Hebrews 11:1-2
Now faith is the substance of things hoped for, the evidence of things not seen. For by it the elders obtained a good report.
We sing the hymn “Faith of our fathers, holy faith!”
As we celebrate the 242th birthday of our country, it is appropriate that we honor the men who founded our country. It is also appropriate and good for us to remember their faith in God who guided them.
And it’s most appropriate to give God all the glory and praise for his providential care in guiding these men to create a country and a constitution that gives us liberty to pursue our own lives and happiness and to worship Him in freedom without fear of persecution.
Instead of me expounding on their faith, I’m going to let them speak for themselves.
In 1789 at the Constitutional Convention, after deliberating for 4-5 weeks without much progress, Benjamin Franklin made a motion that prayers be offered every morning asking God for His help in their deliberations:
“I therefore beg leave to move that henceforth prayers imploring the assistance of Heaven, and its blessings on our deliberations, be held in this Assembly every morning before we proceed to business, and that one or more of the Clergy of this City be requested to officiate in that Service”
Edmund Randolph from Virginia then added to Franklin’s motion that a sermon be preached on July 4th during the convention.
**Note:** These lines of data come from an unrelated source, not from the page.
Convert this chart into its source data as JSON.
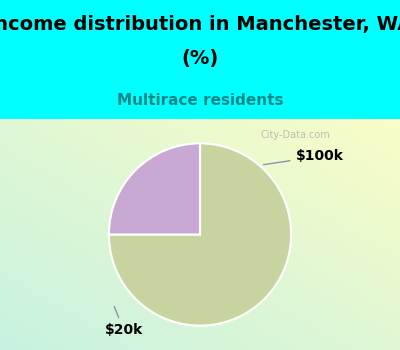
{
  "title_line1": "Income distribution in Manchester, WA",
  "title_line2": "(%)",
  "subtitle": "Multirace residents",
  "slices": [
    75,
    25
  ],
  "labels": [
    "$20k",
    "$100k"
  ],
  "colors": [
    "#c8d4a0",
    "#c9a8d4"
  ],
  "bg_cyan": "#00ffff",
  "chart_bg_top_left": "#c8f0e8",
  "chart_bg_bottom_right": "#f0f8f0",
  "title_fontsize": 14,
  "subtitle_fontsize": 11,
  "subtitle_color": "#008888",
  "label_fontsize": 10,
  "start_angle": 90,
  "watermark": "City-Data.com",
  "wedge_edgecolor": "#ffffff"
}
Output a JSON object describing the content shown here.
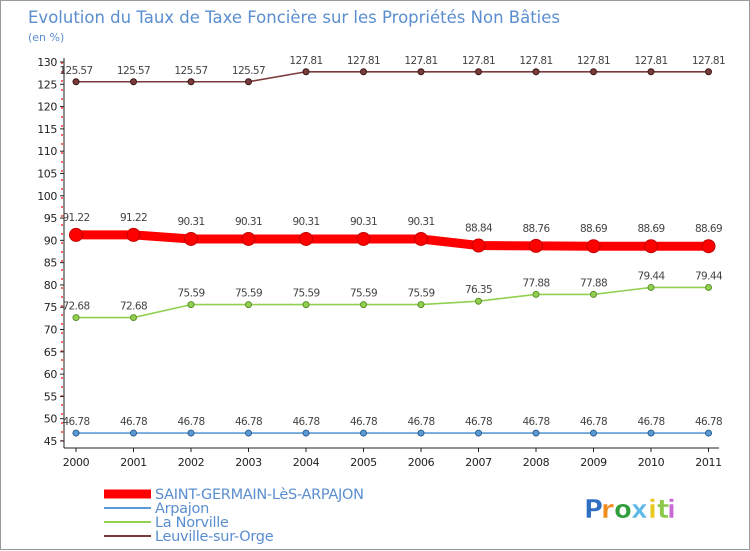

Franklin seconded Randolph’s motion.
“The general principles on which the fathers achieved independence were the general principals of Christianity. I will avow that I then believed, and now believe, that those general principles of Christianity are as eternal and immutable as the existence and attributes of God.” – John Adams
“The Man must be bad indeed who can look upon the events of the American Revolution without feeling the warmest gratitude towards the great Author of the Universe whose divine interposition was so frequently manifested in our behalf.” – George Washington
“I … [rely] upon the merits of Jesus Christ for a pardon of all my sins.” – Samuel Adams
John Hancock called on the State of Massachusetts to pray:
“…that all may bow to the scepter of our Lord Jesus Christ and that the whole Earth may be filled with his glory.”
“I have sometimes thought there could be no stronger testimony in favor of religion or against temporal enjoyments, even the most rational and manly, than for men who occupy the most honorable and gainful departments and are rising in reputation and wealth, publicly to declare their unsatisfactoriness by becoming fervent advocates in the cause of Christ, and I wish you may give in your evidence in this way.” – James Madison
“The practice of morality being necessary for the well-being of society, He [God] has taken care to impress its precepts so indelibly on our hearts that they shall not be effaced by the subtleties of our brain. We all agree in the obligation of the moral precepts of Jesus, and nowhere will they be found delivered in greater purity than in His discourses.” – Thomas Jefferson
And those very familiar words written in the Declaration of Independence, July 4, 1776:
“We hold these truths to be self-evident, that all men are created equal, that they are endowed by their Creator with certain unalienable Rights, that among these are Life, Liberty and the pursuit of Happiness.”
And, finally, when he had completed his term as the first president of the United States of America, George Washington offered this prayer in his Farewell Address, September, 1796:
“I now make it my earnest prayer that Thou wilt keep the United States in Thy holy protection, that thou wilt incline the hearts of the citizens to cultivate a spirit of subordination and obedience to government; and entertain a brotherly affection and love for one another and for their fellow citizens of the United States of America at large. And finally that Thou wilt most graciously be pleased to dispose us all to do justice, to love mercy and to demean ourselves with that charity, humility, and pacific temper of mind which were the characteristics of The Divine Author of our blessed religion, and without whose example in these things we can never hope to be a happy nation.”
May God Bless You and May God Bless the United States of America.